Auteur : entreleslignesentrelesmots

notes de lecture

Une réflexion sur « [52] Solidarité avec la résistance des ukrainien·nes. Retrait immédiat et sans condition des troupes russes [52]  »

  1. Referendums d’annexion par la Russie: une supercherie inacceptable
    En pleine contre-offensive de l’armée ukrainienne qui, en quelques jours, a libéré plusieurs milliers de kilomètres carrés dans l’est du pays, quatre oblasts (régions) sous occupation russe (Louhansk, Donetsk, Zaporijia et Kherson) ont annoncé l’organisation, du 23 au 27 septembre de pseudos référendums visant à demander à la population de ces territoires s’ils souhaitaient devenir russes.
    R&PS dénonce l’utilisation abusive des termes « autodétermination » et « référendum ».

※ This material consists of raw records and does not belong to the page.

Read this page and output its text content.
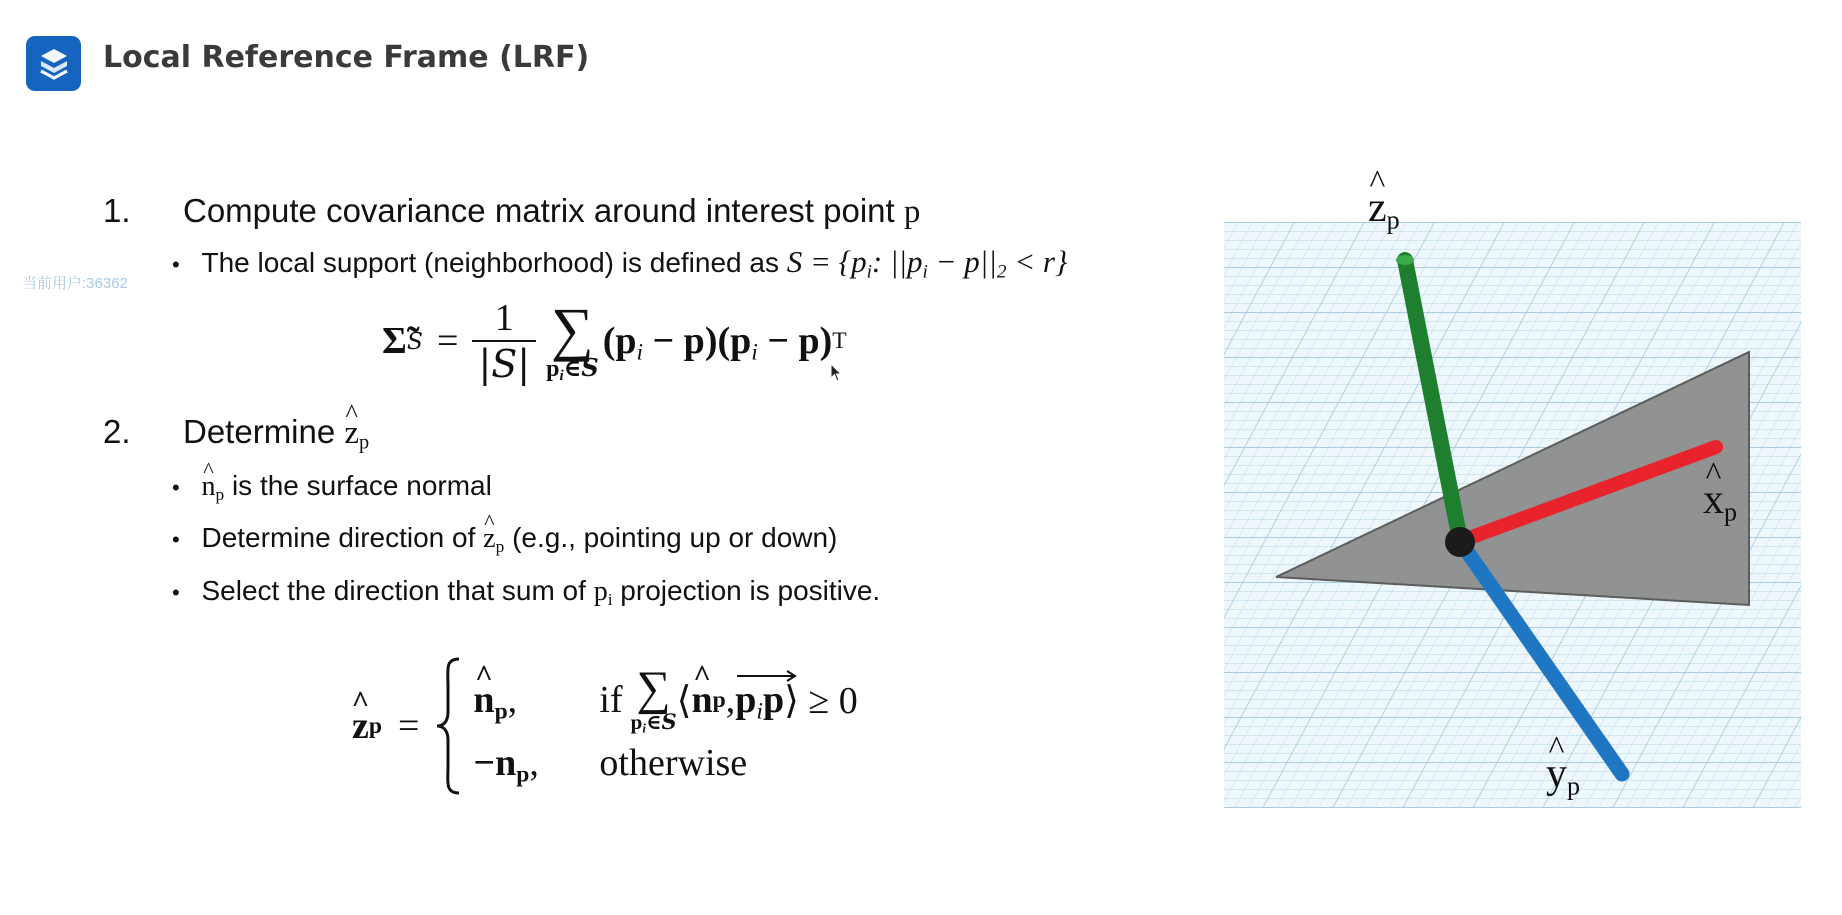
Local Reference Frame (LRF)
当前用户:36362
1. Compute covariance matrix around interest point p
• The local support (neighborhood) is defined as $S = \{p_i$: $||p_i - p||_2 < r$}
Σ̃ $S = \frac{1}{|S|}$ ∑
$p_i\in S$
$(p_i - p)(p_i - p)$ T
2. Determine ^ $z_p$
• ^ $n_p$ is the surface normal
• Determine direction of ^ $z_p$ (e.g., pointing up or down)
• Select the direction that sum of $p_i$ projection is positive.
^ z p =
^ $n_p$,	if ∑
$p_i\in S$ ⟨ ^ n p , $p_ip$ ⟩ ≥ 0
$-n_p$,	otherwise
^ $z_p$
^ $x_p$
^ $y_p$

    Il n’est pas acceptable de prétendre organiser l’expression libre et démocratique d’une population sur un territoire en situation de guerre.

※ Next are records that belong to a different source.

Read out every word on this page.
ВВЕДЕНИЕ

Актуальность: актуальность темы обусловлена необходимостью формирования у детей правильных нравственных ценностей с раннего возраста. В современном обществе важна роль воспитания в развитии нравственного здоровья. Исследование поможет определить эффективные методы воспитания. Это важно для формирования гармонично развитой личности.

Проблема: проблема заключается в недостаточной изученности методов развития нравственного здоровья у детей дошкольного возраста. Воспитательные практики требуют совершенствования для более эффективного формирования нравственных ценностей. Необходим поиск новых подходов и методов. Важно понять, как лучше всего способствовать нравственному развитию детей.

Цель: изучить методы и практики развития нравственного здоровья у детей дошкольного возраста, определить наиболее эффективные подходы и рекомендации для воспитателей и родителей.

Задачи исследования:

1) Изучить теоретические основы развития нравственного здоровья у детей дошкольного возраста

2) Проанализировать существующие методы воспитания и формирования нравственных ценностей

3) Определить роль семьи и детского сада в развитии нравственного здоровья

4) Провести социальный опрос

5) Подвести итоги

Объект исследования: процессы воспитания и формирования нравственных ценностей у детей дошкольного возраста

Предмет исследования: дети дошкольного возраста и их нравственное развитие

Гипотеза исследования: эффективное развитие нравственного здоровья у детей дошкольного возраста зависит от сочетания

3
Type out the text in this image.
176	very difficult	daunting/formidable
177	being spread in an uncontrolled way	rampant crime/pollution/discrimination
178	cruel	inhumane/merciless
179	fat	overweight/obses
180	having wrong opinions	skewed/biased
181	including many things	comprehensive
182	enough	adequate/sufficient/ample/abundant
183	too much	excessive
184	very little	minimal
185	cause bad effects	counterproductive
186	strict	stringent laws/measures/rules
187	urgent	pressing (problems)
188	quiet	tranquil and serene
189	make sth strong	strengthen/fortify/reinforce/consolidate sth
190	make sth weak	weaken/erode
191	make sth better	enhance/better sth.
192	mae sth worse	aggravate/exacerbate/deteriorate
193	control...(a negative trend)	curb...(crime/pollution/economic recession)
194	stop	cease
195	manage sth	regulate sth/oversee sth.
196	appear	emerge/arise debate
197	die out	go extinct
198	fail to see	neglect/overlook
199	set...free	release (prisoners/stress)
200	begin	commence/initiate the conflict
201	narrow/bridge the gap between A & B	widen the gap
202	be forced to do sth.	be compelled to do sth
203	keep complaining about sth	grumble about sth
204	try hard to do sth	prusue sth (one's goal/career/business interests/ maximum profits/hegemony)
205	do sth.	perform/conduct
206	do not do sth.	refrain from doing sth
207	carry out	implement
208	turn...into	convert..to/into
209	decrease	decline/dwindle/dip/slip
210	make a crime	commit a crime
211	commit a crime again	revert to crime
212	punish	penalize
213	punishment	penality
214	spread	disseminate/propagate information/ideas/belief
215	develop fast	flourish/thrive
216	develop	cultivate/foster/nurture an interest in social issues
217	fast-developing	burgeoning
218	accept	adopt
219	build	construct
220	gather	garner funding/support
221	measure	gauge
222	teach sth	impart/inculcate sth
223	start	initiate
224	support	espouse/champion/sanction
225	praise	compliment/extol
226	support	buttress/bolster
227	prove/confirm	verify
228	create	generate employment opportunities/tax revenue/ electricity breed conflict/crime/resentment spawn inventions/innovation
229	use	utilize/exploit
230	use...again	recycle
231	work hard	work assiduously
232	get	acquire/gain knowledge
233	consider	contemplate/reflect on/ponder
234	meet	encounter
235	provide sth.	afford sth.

    Aucune force armée, à fortiori une force d’occupation qui a conquis avec une violence inouïe un territoire au détriment d’un pays voisin et indépendant, ne peut organiser de façon crédible une telle consultation.
    Ce dévoiement du principe d’autodétermination, le détournement d’un outil démocratique comme peut l’être le référendum doit être dénoncé avec vigueur par l’ensemble de la communauté internationale.
    Il l’est dès aujourd’hui par R&PS, qui met la question de l’autodétermination des peuples et la démocratie au centre de ses revendications.
    La manœuvre politique que représenteraient ces référendums précipités, et surtout illégitimes, fait peser une fois de plus de lourdes menaces sur la paix en Europe.